Sunday, March 7, 2010

New Study Confirms Cannabis as an Effective Painkiller

A new California state-sponsored study has found that medical cannabis can reduce pain for patients suffering from HIV/Aids, multiple sclerosis, and cancer.

“This study confirms all of the anecdotal evidence that those of us who have been in the midst of this epidemic for many decades now," San Francisco Democratic State Senator Mark Leno told Capital Public Radio, "how lives have been saved and pain has been eased as a result of medical marijuana.”

Researchers at The Center for Medicinal Cannabis Research at UC-San Diego say the experiments, which involved two-hundred people participating in five different test groups, show that cannabis was just as good or better than traditional pain medications.

A news release from The Center for Medicinal Cannabis Research says the group "was created in 2000 (through the passage of SB847) to conduct clinical and pre-clinical trials of cannabinoids, including smoked marijuana, to provide evidence, one way or the other, to answer the question 'Does marijuana have therapeutic value?'"

“We focused on illnesses where current medical treatment does not provide adequate relief or coverage of symptoms,” said Dr. Igor Grant, CMCR director and Executive Vice-Chair of the Department of Psychiatry at the UCSD School of Medicine. “These findings provide a strong, science-based context in which policy makers and the public can begin discussing the place of cannabis in medical care.”
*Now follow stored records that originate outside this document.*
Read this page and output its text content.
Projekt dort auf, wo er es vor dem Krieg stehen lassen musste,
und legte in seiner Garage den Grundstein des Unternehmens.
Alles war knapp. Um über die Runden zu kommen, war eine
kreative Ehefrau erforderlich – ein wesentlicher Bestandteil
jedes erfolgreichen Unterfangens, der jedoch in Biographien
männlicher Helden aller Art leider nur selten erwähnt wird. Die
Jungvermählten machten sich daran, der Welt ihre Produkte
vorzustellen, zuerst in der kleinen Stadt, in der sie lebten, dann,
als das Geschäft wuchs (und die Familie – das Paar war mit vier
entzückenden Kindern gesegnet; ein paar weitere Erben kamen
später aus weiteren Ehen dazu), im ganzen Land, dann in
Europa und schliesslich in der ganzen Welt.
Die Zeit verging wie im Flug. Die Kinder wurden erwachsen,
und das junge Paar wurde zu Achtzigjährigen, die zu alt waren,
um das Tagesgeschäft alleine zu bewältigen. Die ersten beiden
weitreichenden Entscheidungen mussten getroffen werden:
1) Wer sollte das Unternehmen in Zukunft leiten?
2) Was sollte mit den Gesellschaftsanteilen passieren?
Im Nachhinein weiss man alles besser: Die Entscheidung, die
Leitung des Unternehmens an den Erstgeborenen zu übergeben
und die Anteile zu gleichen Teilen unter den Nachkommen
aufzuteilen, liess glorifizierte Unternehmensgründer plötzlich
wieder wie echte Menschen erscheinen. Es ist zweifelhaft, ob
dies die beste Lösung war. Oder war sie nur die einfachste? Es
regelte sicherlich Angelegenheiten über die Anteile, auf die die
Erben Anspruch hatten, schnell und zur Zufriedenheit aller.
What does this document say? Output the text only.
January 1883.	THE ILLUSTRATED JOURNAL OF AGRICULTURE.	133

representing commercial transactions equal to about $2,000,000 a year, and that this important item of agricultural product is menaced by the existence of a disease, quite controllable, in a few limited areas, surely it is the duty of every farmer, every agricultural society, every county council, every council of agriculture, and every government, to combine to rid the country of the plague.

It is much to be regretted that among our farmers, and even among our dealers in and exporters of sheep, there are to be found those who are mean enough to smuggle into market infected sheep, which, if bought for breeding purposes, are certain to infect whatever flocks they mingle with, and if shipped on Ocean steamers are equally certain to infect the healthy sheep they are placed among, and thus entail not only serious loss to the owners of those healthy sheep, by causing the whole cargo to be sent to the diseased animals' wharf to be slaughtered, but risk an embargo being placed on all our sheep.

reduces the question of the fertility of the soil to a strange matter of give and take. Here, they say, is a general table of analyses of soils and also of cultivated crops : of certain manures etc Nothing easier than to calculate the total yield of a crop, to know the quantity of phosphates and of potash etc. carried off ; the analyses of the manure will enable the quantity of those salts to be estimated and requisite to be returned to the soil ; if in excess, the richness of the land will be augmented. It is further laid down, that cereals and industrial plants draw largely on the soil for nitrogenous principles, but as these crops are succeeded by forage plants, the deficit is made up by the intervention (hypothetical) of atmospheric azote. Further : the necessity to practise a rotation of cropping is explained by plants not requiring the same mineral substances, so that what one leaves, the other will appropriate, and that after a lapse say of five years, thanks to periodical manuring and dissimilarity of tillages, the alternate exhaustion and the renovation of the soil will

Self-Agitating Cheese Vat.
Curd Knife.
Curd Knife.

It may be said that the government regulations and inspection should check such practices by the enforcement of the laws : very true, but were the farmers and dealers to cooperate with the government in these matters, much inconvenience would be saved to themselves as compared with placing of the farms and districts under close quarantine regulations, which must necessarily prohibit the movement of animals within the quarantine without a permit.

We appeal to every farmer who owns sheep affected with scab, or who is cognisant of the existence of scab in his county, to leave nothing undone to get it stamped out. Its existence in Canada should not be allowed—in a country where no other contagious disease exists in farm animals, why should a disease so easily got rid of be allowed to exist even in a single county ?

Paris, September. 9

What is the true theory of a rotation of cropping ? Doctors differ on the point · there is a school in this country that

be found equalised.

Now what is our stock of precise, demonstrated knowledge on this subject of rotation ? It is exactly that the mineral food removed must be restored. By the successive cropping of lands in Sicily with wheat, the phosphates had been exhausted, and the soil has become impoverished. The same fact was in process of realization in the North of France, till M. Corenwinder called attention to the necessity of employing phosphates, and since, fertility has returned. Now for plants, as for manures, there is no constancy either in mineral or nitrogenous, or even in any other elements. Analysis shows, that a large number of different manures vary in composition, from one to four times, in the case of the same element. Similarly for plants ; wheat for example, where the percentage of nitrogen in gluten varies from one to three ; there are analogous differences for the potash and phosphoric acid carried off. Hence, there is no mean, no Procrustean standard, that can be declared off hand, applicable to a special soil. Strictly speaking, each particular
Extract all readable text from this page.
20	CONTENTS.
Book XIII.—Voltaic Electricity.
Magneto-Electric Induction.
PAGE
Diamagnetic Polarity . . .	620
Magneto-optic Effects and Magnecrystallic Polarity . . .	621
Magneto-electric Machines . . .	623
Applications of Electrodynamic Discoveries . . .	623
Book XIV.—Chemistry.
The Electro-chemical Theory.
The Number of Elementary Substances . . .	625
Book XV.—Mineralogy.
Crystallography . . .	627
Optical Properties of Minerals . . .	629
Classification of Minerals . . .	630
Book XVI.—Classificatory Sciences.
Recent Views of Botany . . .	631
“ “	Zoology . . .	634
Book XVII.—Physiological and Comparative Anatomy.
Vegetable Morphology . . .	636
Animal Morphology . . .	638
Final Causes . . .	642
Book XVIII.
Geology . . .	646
“These scientists created an unparalleled program of systematic research, focused on science-based answers rather than political or social beliefs,” Senator John Vasconcellos said in the release. Vasconcellos was the original author of The Medical Marijuana Research Act of 1999 (SB847), which led to the creation of the CMCR.

The study (PDF) was presented to the California legislature and public on February 17, 2010.